Focusing on the Saudi-led coalition's war in Yemen, which has led to thousands of civilians killed and international condemnation, the analyst noted that for its part, Washington not only provided the Saudi coalition with targeting intelligence, but also offered coalition aircraft refueling assistance, "thus extending the range of their bombing."
"Yemen," the analyst writes, "is a small, poor, and insignificant (from the perspective of US vital interests) country just south of Saudi Arabia. It doesn't even produce much oil; but of course Saudi Arabia does –and that's why the Saudis are getting so much US support, despite Saudi Arabia's despicable foreign and domestic policies."
With Washington initiating military campaigns to oust undemocratic regimes across the Middle East "and loudly criticiz[ing] Iran's bad human rights policies," Eland notes that when it comes to Saudi Arabia, the US instead "mutes its criticism of [the country's] atrocious human rights record, sweeps under the rug that the 9/11 attackers were mostly Saudi nationals, and ignores that Saudi Arabia is the biggest exporter of militant Sunni Islamism by its support for radical schools around the Islamic world."
The answer, Eland finds, lies with the close ties formed between the US and the Saudi dynasty during the Second World War, "when Saudi King Abdel Aziz bin Saud traded US access to Saudi oil for US protection of that oil."
And with the US economy perceived to have become dependent on cheap and readily accessible Saudi oil, many have begun to fear that the US cannot afford to criticize Riyadh, and must provide it with its backing.

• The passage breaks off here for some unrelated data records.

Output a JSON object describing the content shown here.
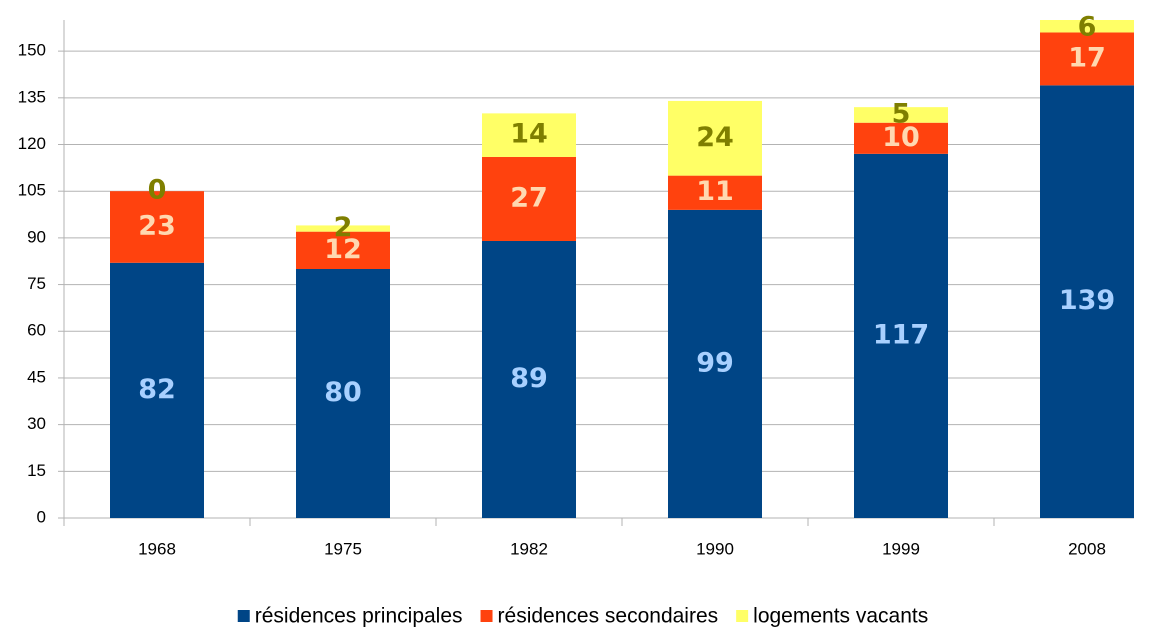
{
  "chart_data": {
    "type": "bar",
    "stacked": true,
    "categories": [
      "1968",
      "1975",
      "1982",
      "1990",
      "1999",
      "2008"
    ],
    "series": [
      {
        "name": "résidences principales",
        "color": "#004586",
        "label_color": "#a8d0ff",
        "values": [
          82,
          80,
          89,
          99,
          117,
          139
        ]
      },
      {
        "name": "résidences secondaires",
        "color": "#ff420e",
        "label_color": "#ffd8b0",
        "values": [
          23,
          12,
          27,
          11,
          10,
          17
        ]
      },
      {
        "name": "logements vacants",
        "color": "#ffff66",
        "label_color": "#7f7f00",
        "values": [
          0,
          2,
          14,
          24,
          5,
          6
        ]
      }
    ],
    "ylim": [
      0,
      160
    ],
    "yticks": [
      0,
      15,
      30,
      45,
      60,
      75,
      90,
      105,
      120,
      135,
      150
    ],
    "grid": true,
    "legend": "bottom"
  }
}
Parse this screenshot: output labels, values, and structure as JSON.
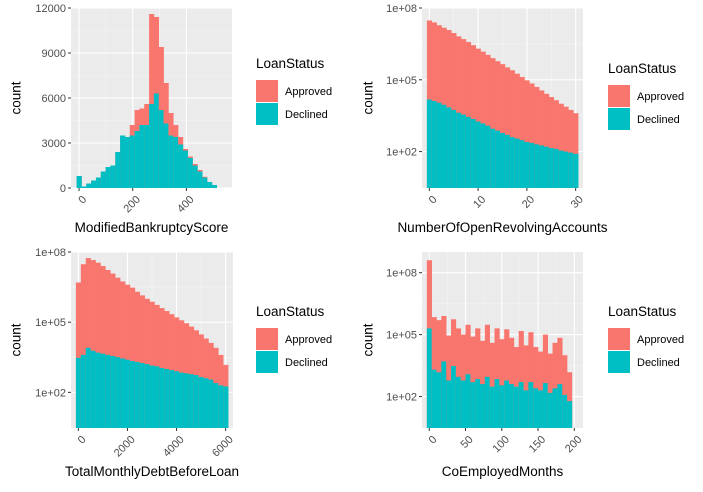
{
  "colors": {
    "approved": "#F8766D",
    "declined": "#00BFC4",
    "panel_bg": "#EBEBEB",
    "grid_major": "#FFFFFF",
    "text": "#000000",
    "tick_text": "#4D4D4D"
  },
  "chart_data": [
    {
      "type": "bar",
      "subtype": "stacked-histogram",
      "title": "",
      "xlabel": "ModifiedBankruptcyScore",
      "ylabel": "count",
      "yscale": "linear",
      "xlim": [
        -30,
        570
      ],
      "ylim": [
        0,
        12000
      ],
      "xticks": [
        0,
        200,
        400
      ],
      "xtick_labels": [
        "0",
        "200",
        "400"
      ],
      "yticks": [
        0,
        3000,
        6000,
        9000,
        12000
      ],
      "ytick_labels": [
        "0",
        "3000",
        "6000",
        "9000",
        "12000"
      ],
      "grid": true,
      "legend": {
        "title": "LoanStatus",
        "entries": [
          "Approved",
          "Declined"
        ],
        "position": "right"
      },
      "bin_width": 18,
      "x": [
        0,
        18,
        36,
        54,
        72,
        90,
        108,
        126,
        144,
        162,
        180,
        198,
        216,
        234,
        252,
        270,
        288,
        306,
        324,
        342,
        360,
        378,
        396,
        414,
        432,
        450,
        468,
        486,
        504,
        522
      ],
      "series": [
        {
          "name": "Declined",
          "values": [
            800,
            100,
            300,
            500,
            700,
            1100,
            1400,
            1500,
            2400,
            3500,
            3400,
            3500,
            3800,
            4200,
            4200,
            5600,
            6300,
            5200,
            4300,
            3500,
            3400,
            2900,
            2500,
            2000,
            1500,
            1100,
            700,
            400,
            200,
            0
          ]
        },
        {
          "name": "Approved",
          "values": [
            800,
            100,
            300,
            500,
            700,
            1100,
            1400,
            1500,
            2400,
            3500,
            3400,
            4200,
            5200,
            5300,
            5600,
            11600,
            11400,
            9400,
            7000,
            5000,
            4200,
            3400,
            2600,
            2100,
            1600,
            1200,
            750,
            400,
            200,
            0
          ]
        }
      ]
    },
    {
      "type": "bar",
      "subtype": "stacked-histogram",
      "title": "",
      "xlabel": "NumberOfOpenRevolvingAccounts",
      "ylabel": "count",
      "yscale": "log10",
      "xlim": [
        -1.5,
        31.5
      ],
      "ylim": [
        3,
        100000000
      ],
      "xticks": [
        0,
        10,
        20,
        30
      ],
      "xtick_labels": [
        "0",
        "10",
        "20",
        "30"
      ],
      "yticks": [
        100,
        100000,
        100000000
      ],
      "ytick_labels": [
        "1e+02",
        "1e+05",
        "1e+08"
      ],
      "grid": true,
      "legend": {
        "title": "LoanStatus",
        "entries": [
          "Approved",
          "Declined"
        ],
        "position": "right"
      },
      "bin_width": 1,
      "x": [
        0,
        1,
        2,
        3,
        4,
        5,
        6,
        7,
        8,
        9,
        10,
        11,
        12,
        13,
        14,
        15,
        16,
        17,
        18,
        19,
        20,
        21,
        22,
        23,
        24,
        25,
        26,
        27,
        28,
        29,
        30
      ],
      "series": [
        {
          "name": "Declined",
          "values": [
            15000,
            13000,
            11000,
            9000,
            7000,
            5500,
            4200,
            3500,
            2800,
            2300,
            1800,
            1500,
            1200,
            900,
            750,
            600,
            500,
            400,
            350,
            300,
            250,
            230,
            200,
            180,
            160,
            140,
            130,
            110,
            100,
            90,
            80
          ]
        },
        {
          "name": "Approved",
          "values": [
            30000000,
            25000000,
            19000000,
            15000000,
            12000000,
            9000000,
            6500000,
            5000000,
            3800000,
            2800000,
            2000000,
            1500000,
            1100000,
            800000,
            600000,
            450000,
            330000,
            250000,
            180000,
            130000,
            95000,
            70000,
            50000,
            36000,
            26000,
            19000,
            14000,
            10000,
            7500,
            5500,
            4000
          ]
        }
      ]
    },
    {
      "type": "bar",
      "subtype": "stacked-histogram",
      "title": "",
      "xlabel": "TotalMonthlyDebtBeforeLoan",
      "ylabel": "count",
      "yscale": "log10",
      "xlim": [
        -300,
        6300
      ],
      "ylim": [
        3,
        100000000
      ],
      "xticks": [
        0,
        2000,
        4000,
        6000
      ],
      "xtick_labels": [
        "0",
        "2000",
        "4000",
        "6000"
      ],
      "yticks": [
        100,
        100000,
        100000000
      ],
      "ytick_labels": [
        "1e+02",
        "1e+05",
        "1e+08"
      ],
      "grid": true,
      "legend": {
        "title": "LoanStatus",
        "entries": [
          "Approved",
          "Declined"
        ],
        "position": "right"
      },
      "bin_width": 200,
      "x": [
        0,
        200,
        400,
        600,
        800,
        1000,
        1200,
        1400,
        1600,
        1800,
        2000,
        2200,
        2400,
        2600,
        2800,
        3000,
        3200,
        3400,
        3600,
        3800,
        4000,
        4200,
        4400,
        4600,
        4800,
        5000,
        5200,
        5400,
        5600,
        5800,
        6000
      ],
      "series": [
        {
          "name": "Declined",
          "values": [
            3000,
            4000,
            8000,
            6000,
            5000,
            4500,
            4000,
            3600,
            3200,
            2800,
            2500,
            2200,
            2000,
            1800,
            1600,
            1400,
            1300,
            1100,
            1000,
            900,
            800,
            700,
            650,
            600,
            550,
            450,
            400,
            350,
            250,
            200,
            180
          ]
        },
        {
          "name": "Approved",
          "values": [
            5000000,
            30000000,
            55000000,
            45000000,
            35000000,
            25000000,
            17000000,
            12000000,
            8000000,
            5500000,
            4000000,
            3000000,
            2000000,
            1400000,
            1000000,
            750000,
            550000,
            400000,
            300000,
            220000,
            160000,
            120000,
            90000,
            65000,
            45000,
            30000,
            20000,
            13000,
            8000,
            4000,
            1500
          ]
        }
      ]
    },
    {
      "type": "bar",
      "subtype": "stacked-histogram",
      "title": "",
      "xlabel": "CoEmployedMonths",
      "ylabel": "count",
      "yscale": "log10",
      "xlim": [
        -10,
        212
      ],
      "ylim": [
        3,
        1000000000
      ],
      "xticks": [
        0,
        50,
        100,
        150,
        200
      ],
      "xtick_labels": [
        "0",
        "50",
        "100",
        "150",
        "200"
      ],
      "yticks": [
        100,
        100000,
        100000000
      ],
      "ytick_labels": [
        "1e+02",
        "1e+05",
        "1e+08"
      ],
      "grid": true,
      "legend": {
        "title": "LoanStatus",
        "entries": [
          "Approved",
          "Declined"
        ],
        "position": "right"
      },
      "bin_width": 6.67,
      "x": [
        0,
        6.67,
        13.33,
        20,
        26.67,
        33.33,
        40,
        46.67,
        53.33,
        60,
        66.67,
        73.33,
        80,
        86.67,
        93.33,
        100,
        106.67,
        113.33,
        120,
        126.67,
        133.33,
        140,
        146.67,
        153.33,
        160,
        166.67,
        173.33,
        180,
        186.67,
        193.33
      ],
      "series": [
        {
          "name": "Declined",
          "values": [
            200000,
            2000,
            1500,
            5000,
            600,
            3000,
            900,
            600,
            1200,
            500,
            700,
            400,
            900,
            300,
            700,
            350,
            600,
            400,
            300,
            500,
            200,
            500,
            250,
            200,
            450,
            150,
            250,
            400,
            120,
            60
          ]
        },
        {
          "name": "Approved",
          "values": [
            400000000,
            700000,
            500000,
            800000,
            90000,
            550000,
            200000,
            100000,
            300000,
            80000,
            200000,
            50000,
            300000,
            40000,
            200000,
            60000,
            180000,
            70000,
            25000,
            150000,
            30000,
            130000,
            25000,
            15000,
            100000,
            12000,
            40000,
            70000,
            10000,
            1500
          ]
        }
      ]
    }
  ]
}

This entrenched belief, according to Eland, is absurd.
"Although Saudi Arabia is the anchor of the Organization of Petroleum Exporting Countries (OPEC) oil cartel, the country does not have the control over the world's oil market that both policymakers and the public believe. OPEC, like most cartels, has failed to achieve long-term control over the price of its commodity."
Even the 1973 Arab oil embargo, which was initially believed to have brought the US to the brink of economic ruin, didn't really have as much of an impact on the US economy as the phenomenon of stagflation, "caused by poor US government economic policies," Eland explains.
The answer, the analyst notes, is that "similar to what brought about the fracking technology recently, higher oil prices in the 1970s just increased supplies – non-OPEC sources of energy were found and conservation practices became more prevalent. Finally, industrial economies are much more resilient to oil price hikes than is commonly perceived and have become even more so since the 1970s, because oil consumption accounts for a smaller percentage of developed nations' GDP."
With oil only serving as a "strategic" resource "when [it is] needed to power military forces in a war," and with the US producing "enough oil domestically to supply its military in a fairly large war several times over," it's high time, Eland suggests, for the US to wean itself of its embarrassing and dangerous alliance with the House of Saud.
"If the United States had a truly vital interest in holding its nose and supporting an autocracy like Saudi Arabia, that would be one thing. However, ignoring the despotic kingdom's oppression and likely international war crimes –in the erroneous belief that Saudi Arabia can successfully trump global market forces to manipulate long-run oil prices – is unnecessary, ethically questionable, and only increases the likelihood of blowback terrorism against the United States from the victims of Saudi aggression."